円城塔の小説では、そこら辺を配慮してか読者を煙に撒くような論理の飛躍や捻くれた衒学、前衛性があって説明の中にも動きを感じられるのだが、ゴジラspではそれらの要素もやはり分かりやすくするためか冒頭数話以降消えてしまった。

また、アーキタイプや破局といった既存の物理現象すら変えてしまう不可思議なものの結果として現れるのが、ゴジラという単純な暴力装置なのも釣り合っていないように感じた。
そもそも「怪獣の出現→調査→解決方法の発見→解決」という怪獣ものお約束の直線的なプロット構造自体が魅力を削いでいるのではという気もしている。

ただSF的なロジックへの回答と物語的解決が一体となった最終話のクライマックスには興奮を覚えたし、エモーショナルな語りも健在だったので決して質の低いアニメだとは思わない。

追記
この作品がゴジラそのものを批評しているという見方もあると思う。
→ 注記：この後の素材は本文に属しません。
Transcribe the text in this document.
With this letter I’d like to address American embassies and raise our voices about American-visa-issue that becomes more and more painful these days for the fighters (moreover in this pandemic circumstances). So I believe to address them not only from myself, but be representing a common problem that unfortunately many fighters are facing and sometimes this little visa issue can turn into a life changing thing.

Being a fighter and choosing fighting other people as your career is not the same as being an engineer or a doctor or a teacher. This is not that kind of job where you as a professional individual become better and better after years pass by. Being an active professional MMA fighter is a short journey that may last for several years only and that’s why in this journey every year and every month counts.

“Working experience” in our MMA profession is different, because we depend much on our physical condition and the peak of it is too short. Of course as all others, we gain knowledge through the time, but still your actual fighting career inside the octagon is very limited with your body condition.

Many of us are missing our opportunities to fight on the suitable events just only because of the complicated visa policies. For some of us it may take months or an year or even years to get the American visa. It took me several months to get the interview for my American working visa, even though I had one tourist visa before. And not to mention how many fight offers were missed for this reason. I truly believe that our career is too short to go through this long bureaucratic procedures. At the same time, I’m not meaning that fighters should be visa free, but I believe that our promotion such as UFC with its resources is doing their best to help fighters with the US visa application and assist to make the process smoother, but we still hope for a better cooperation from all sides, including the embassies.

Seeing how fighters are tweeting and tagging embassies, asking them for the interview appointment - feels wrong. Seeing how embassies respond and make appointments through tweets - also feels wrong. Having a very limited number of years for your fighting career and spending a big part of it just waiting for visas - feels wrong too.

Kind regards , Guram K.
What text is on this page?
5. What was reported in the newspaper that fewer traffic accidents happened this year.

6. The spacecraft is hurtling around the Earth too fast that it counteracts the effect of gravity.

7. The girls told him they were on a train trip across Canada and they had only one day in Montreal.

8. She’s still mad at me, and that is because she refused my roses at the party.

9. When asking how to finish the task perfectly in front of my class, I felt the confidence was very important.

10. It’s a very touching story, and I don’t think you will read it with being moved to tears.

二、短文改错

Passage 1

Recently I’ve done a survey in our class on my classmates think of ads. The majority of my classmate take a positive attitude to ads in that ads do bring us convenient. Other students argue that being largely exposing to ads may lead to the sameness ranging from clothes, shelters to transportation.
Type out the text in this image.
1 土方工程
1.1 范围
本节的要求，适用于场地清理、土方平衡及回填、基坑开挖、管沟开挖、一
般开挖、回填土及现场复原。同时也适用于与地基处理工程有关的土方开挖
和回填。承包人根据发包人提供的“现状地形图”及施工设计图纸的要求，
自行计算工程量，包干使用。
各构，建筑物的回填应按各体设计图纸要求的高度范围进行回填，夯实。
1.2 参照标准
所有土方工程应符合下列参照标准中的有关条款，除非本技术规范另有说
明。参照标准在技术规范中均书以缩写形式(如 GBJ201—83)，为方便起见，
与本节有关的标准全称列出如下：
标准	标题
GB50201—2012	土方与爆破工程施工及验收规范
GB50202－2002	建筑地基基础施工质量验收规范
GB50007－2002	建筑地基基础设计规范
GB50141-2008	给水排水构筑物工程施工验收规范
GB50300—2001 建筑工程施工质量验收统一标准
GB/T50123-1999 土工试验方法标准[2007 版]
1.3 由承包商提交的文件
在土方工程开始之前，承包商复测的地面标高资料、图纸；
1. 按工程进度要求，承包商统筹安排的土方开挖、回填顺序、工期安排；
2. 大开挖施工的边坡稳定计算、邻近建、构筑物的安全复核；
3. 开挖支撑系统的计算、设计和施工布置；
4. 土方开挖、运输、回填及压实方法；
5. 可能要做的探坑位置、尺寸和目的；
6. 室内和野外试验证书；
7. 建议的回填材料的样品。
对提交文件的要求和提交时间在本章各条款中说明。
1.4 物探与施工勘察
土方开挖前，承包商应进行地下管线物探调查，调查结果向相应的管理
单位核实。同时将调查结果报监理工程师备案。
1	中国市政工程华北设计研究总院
その場合、ペロ2・ジェットジャガーの進化の過程とゴジラシリーズを重ね合わせて「ゴジラとは自己参照と自己更新を繰り返し生まれ変わり続けることで、行き止まり(破局)を回避する作品群だ」ということになるのだろう。
ただどこまでそれが意識されているのかは不明だし、この解釈に広がりもなさそうなのであくまで副次的なものと考えた方がいい気がしている。